According to TrendForce, conventional DRAM contract prices are projected to jump 58 to 63 percent quarter over quarter in Q2 2026, while NAND Flash contract prices are expected to rise 70 to 75 percent. That is not a little market wobble. That is the kind of pricing move that makes finance teams start speaking in frightened spreadsheets.

The reason is exactly as dumb as you think. Suppliers are reallocating capacity toward HBM, server DRAM, and enterprise SSDs, because that is where the fat margins live. TrendForce says North American cloud providers are accelerating AI inference deployments, high-capacity RDIMMs are the main procurement target, and major customers are signing long-term agreements just to lock supply down. Near-term supply, unsurprisingly, remains tight. If you are a normal buyer who just wanted memory for regular computers instead of a robot word factory, congratulations, you are now standing at the back of the buffet.

The NAND side looks even more cursed. TrendForce says enterprise SSD demand is still climbing as generative AI moves into large-scale deployment, and it explicitly warns that a clear shortage is expected through 2026, with meaningful capacity expansion unlikely until late 2027 or 2028. That is the sort of sentence that should make anyone buying storage for laptops, desktops, phones, cameras, or embedded gear mutter obscenities into a coffee mug.

And yes, regular people are already getting hit. Tom’s Hardware reported this week that memory cards and USB flash drives are up 124 percent on average from 2025 levels, with some products peaking at 261 percent. That is hilarious if you are a NAND executive and less hilarious if you just wanted a stupid microSD card without taking out a second mortgage.

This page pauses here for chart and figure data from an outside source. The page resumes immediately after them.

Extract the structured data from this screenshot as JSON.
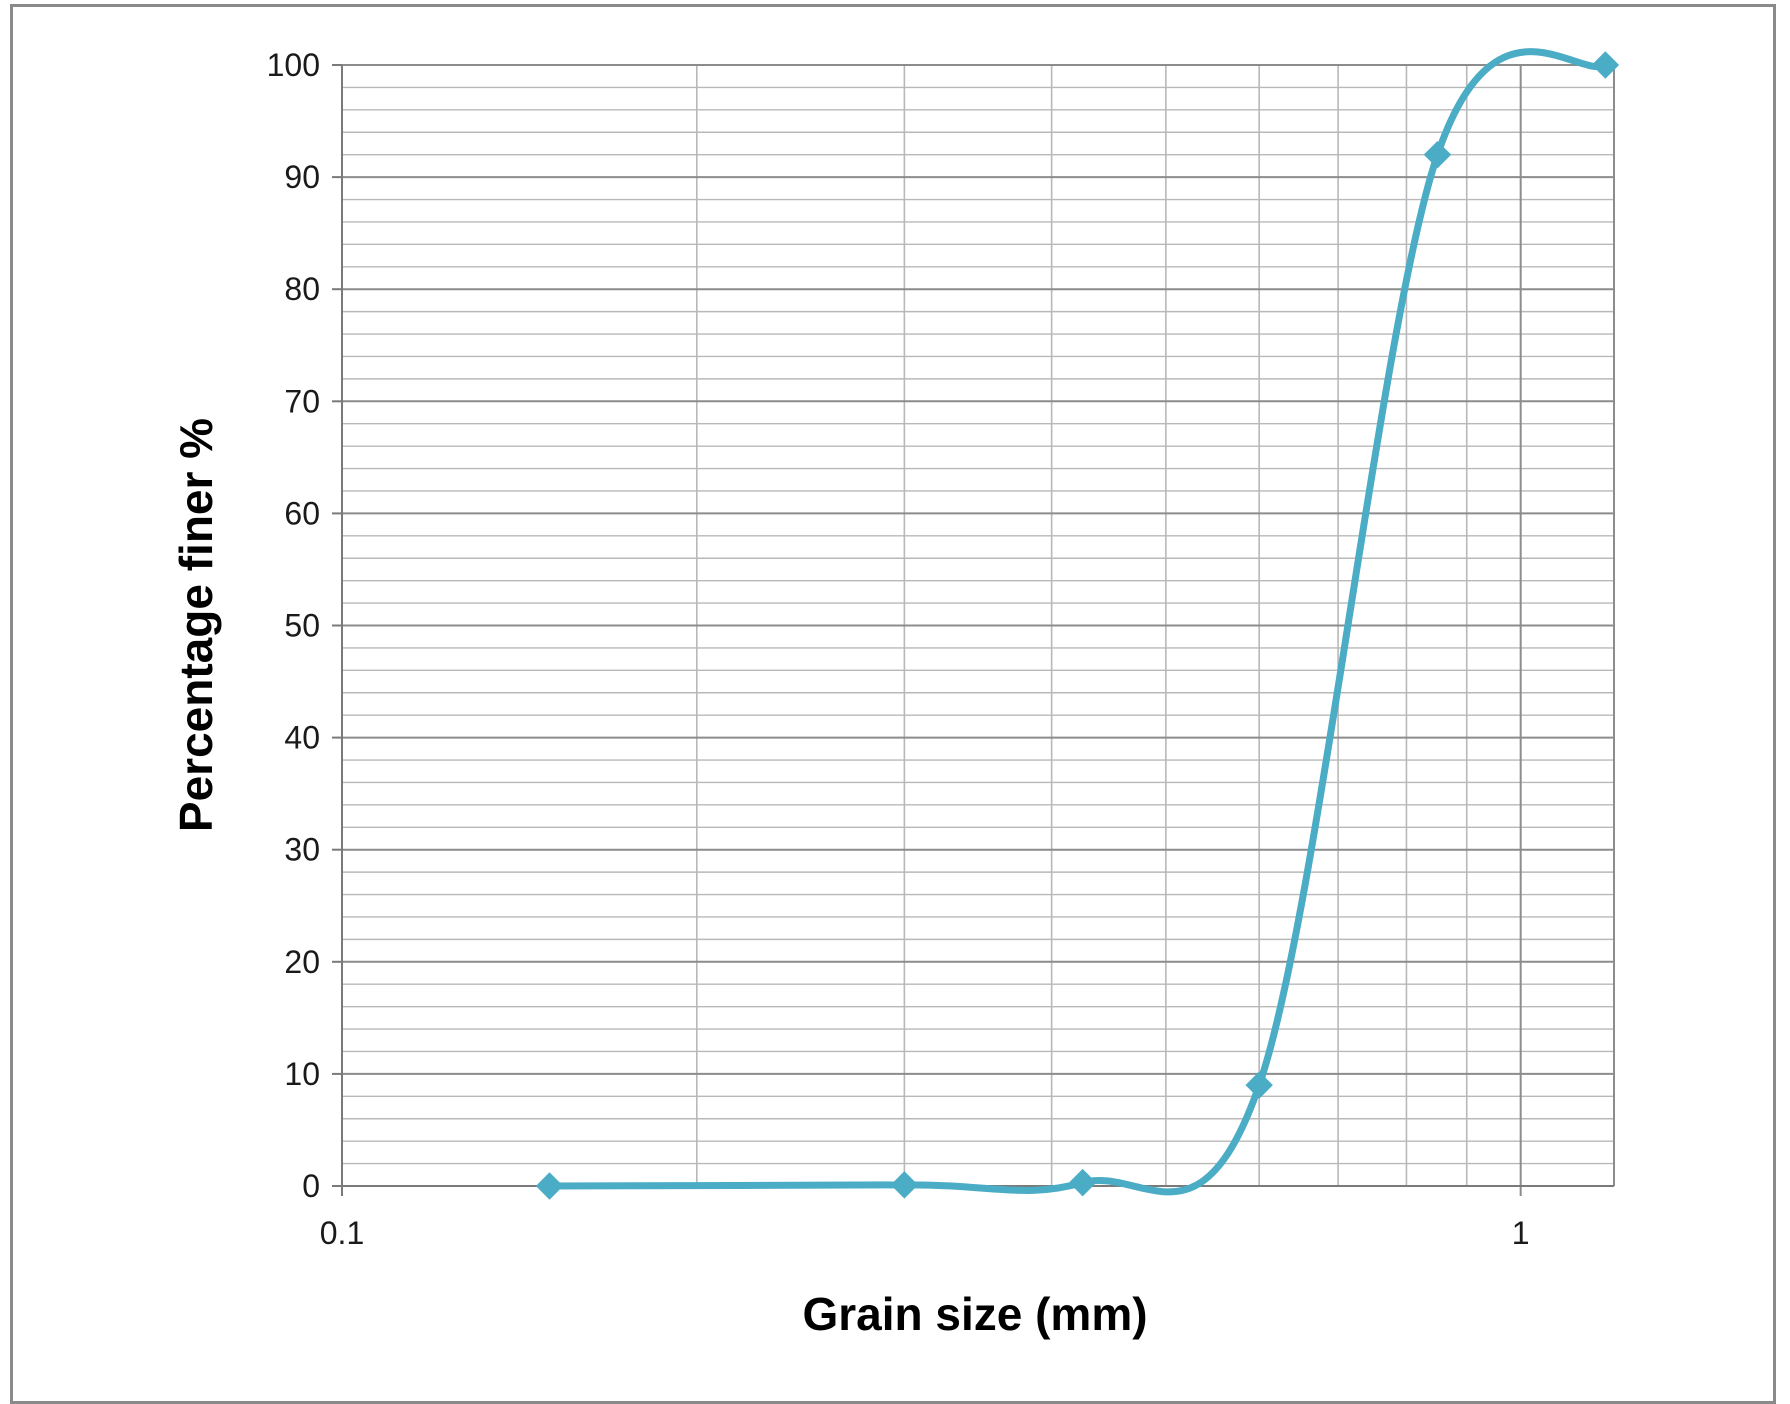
{
  "chart_data": {
    "type": "line",
    "title": "",
    "xlabel": "Grain size (mm)",
    "ylabel": "Percentage finer %",
    "x_scale": "log",
    "xlim": [
      0.1,
      1.2
    ],
    "ylim": [
      0,
      100
    ],
    "x_tick_labels": [
      "0.1",
      "1"
    ],
    "y_tick_labels": [
      "0",
      "10",
      "20",
      "30",
      "40",
      "50",
      "60",
      "70",
      "80",
      "90",
      "100"
    ],
    "grid": true,
    "legend": "none",
    "series": [
      {
        "x": [
          0.15,
          0.3,
          0.425,
          0.6,
          0.85,
          1.18
        ],
        "y": [
          0,
          0.1,
          0.3,
          9,
          92,
          100
        ],
        "color": "#4bacc6",
        "marker": "diamond",
        "smooth": true
      }
    ]
  }
}
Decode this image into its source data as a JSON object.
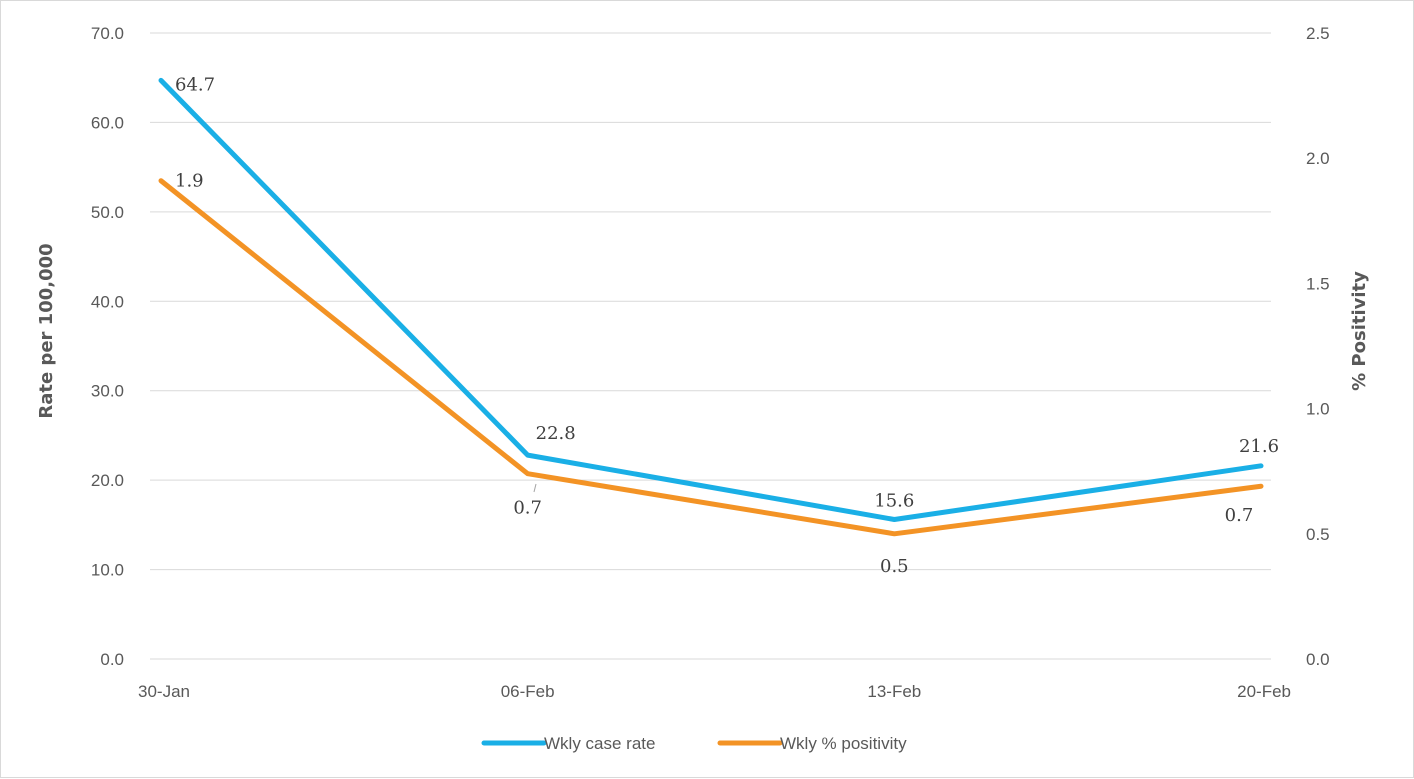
{
  "chart_data": {
    "type": "line",
    "categories": [
      "30-Jan",
      "06-Feb",
      "13-Feb",
      "20-Feb"
    ],
    "ylabel": "Rate per 100,000",
    "y2label": "% Positivity",
    "ylim": [
      0,
      70
    ],
    "y2lim": [
      0,
      2.5
    ],
    "yticks": [
      "0.0",
      "10.0",
      "20.0",
      "30.0",
      "40.0",
      "50.0",
      "60.0",
      "70.0"
    ],
    "y2ticks": [
      "0.0",
      "0.5",
      "1.0",
      "1.5",
      "2.0",
      "2.5"
    ],
    "grid": true,
    "legend_position": "bottom",
    "series": [
      {
        "name": "Wkly case rate",
        "axis": "left",
        "color": "#1aafe6",
        "values": [
          64.7,
          22.8,
          15.6,
          21.6
        ],
        "labels": [
          "64.7",
          "22.8",
          "15.6",
          "21.6"
        ]
      },
      {
        "name": "Wkly % positivity",
        "axis": "right",
        "color": "#f39325",
        "values": [
          1.91,
          0.74,
          0.5,
          0.69
        ],
        "labels": [
          "1.9",
          "0.7",
          "0.5",
          "0.7"
        ]
      }
    ]
  }
}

This is why I get cranky when people frame AI infrastructure as some isolated rich-company problem. It is not isolated. It is a resource vacuum. The hyperscalers are not merely buying accelerators, they are pulling on the whole supply chain behind them, wafers, packaging, power, cooling, DRAM, NAND, networking, the whole expensive circus.

You can see the same story at the top of the stack. Reuters reported that TSMC raised its 2026 revenue outlook to more than 30 percent growth, pushed capital spending to the high end of its $52 billion to $56 billion range, and said AI demand remains “extremely robust.” TSMC also said production capacity remains very tight, and that 3 nm chips now account for a quarter of its sales. Translation: the biggest foundry on Earth is still running hot, and the line for advanced silicon is not getting shorter.

My take is simple. AI is becoming a tax on general computing. Not because the models are magical, but because the market keeps rewarding vendors for feeding giant data-center deployments first and letting everybody else fight over scraps later. If your brilliant future requires making ordinary memory and storage weirdly scarce, maybe the industry should stop calling that efficiency and start calling it what it is: collateral damage.

The GPU shortage was the opening act. Now the boring parts are getting expensive, and that is when normal people notice the scam.